North is glad Buckner and Permann are facing charges.

“Game and Fish did their due diligence and did a pretty thorough investigation,” she said.

“My goal is to have a little bit of closure along Fall Creek Road, where it would be closed to trapping,” North said. “This is a step toward that closure.”

Because trapping a pet is not illegal, the Alpine men did not face charges relating to snaring Story and Asha. Trappers who accidentally catch and injure a “game animal, game bird, protected animal or raptor” must notify law enforcement, according to the Game and Fish Commission’s fur-bearing rules. Pets, however, are not listed in the rule.

Roger Hayden, executive director of the newly formed Wyoming Untrapped, said his group is advocating for the closure of trapping areas in heavily used parts of Jackson Hole.

“We encourage the Forest Service to look into areas where there is a lot of recreation and there is a potential for this happening again,” Hayden said.
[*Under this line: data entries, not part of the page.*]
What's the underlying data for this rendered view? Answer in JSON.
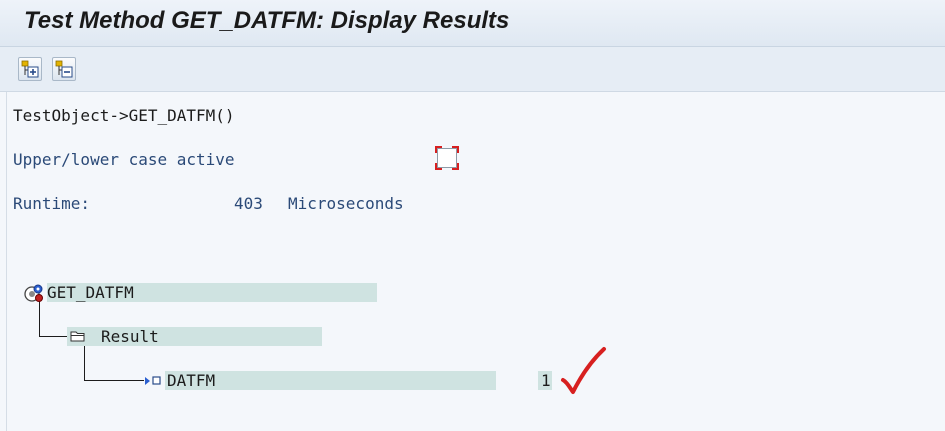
{
  "window": {
    "title": "Test Method GET_DATFM: Display Results"
  },
  "toolbar": {
    "buttons": [
      {
        "name": "expand-all-button",
        "icon": "expand-tree-icon"
      },
      {
        "name": "collapse-all-button",
        "icon": "collapse-tree-icon"
      }
    ]
  },
  "info": {
    "call": "TestObject->GET_DATFM()",
    "case_label": "Upper/lower case active",
    "case_checked": false,
    "runtime_label": "Runtime:",
    "runtime_value": "403",
    "runtime_unit": "Microseconds"
  },
  "tree": {
    "root": {
      "label": "GET_DATFM",
      "icon": "method-gear-icon"
    },
    "child": {
      "label": "Result",
      "icon": "folder-icon"
    },
    "leaf": {
      "label": "DATFM",
      "value": "1",
      "icon": "parameter-out-icon"
    }
  },
  "colors": {
    "accent_red": "#d72020",
    "tree_highlight": "#cfe3e1",
    "text_blue": "#2b4a78"
  }
}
“My understanding is the Forest Service would need to make a significant case to propose a closure,” he said. “It’s a pretty big deal to close an area [to trapping].”

Buckner faces a maximum penalty of a $10,000 fine and up to a year in jail. If convicted, he could have his hunting privileges suspended up to six additional years. Permann could receive the same if convicted of being an accessory.

The men are scheduled to appear before Circuit Court Judge James Radda at 2:30 p.m. Jan. 30.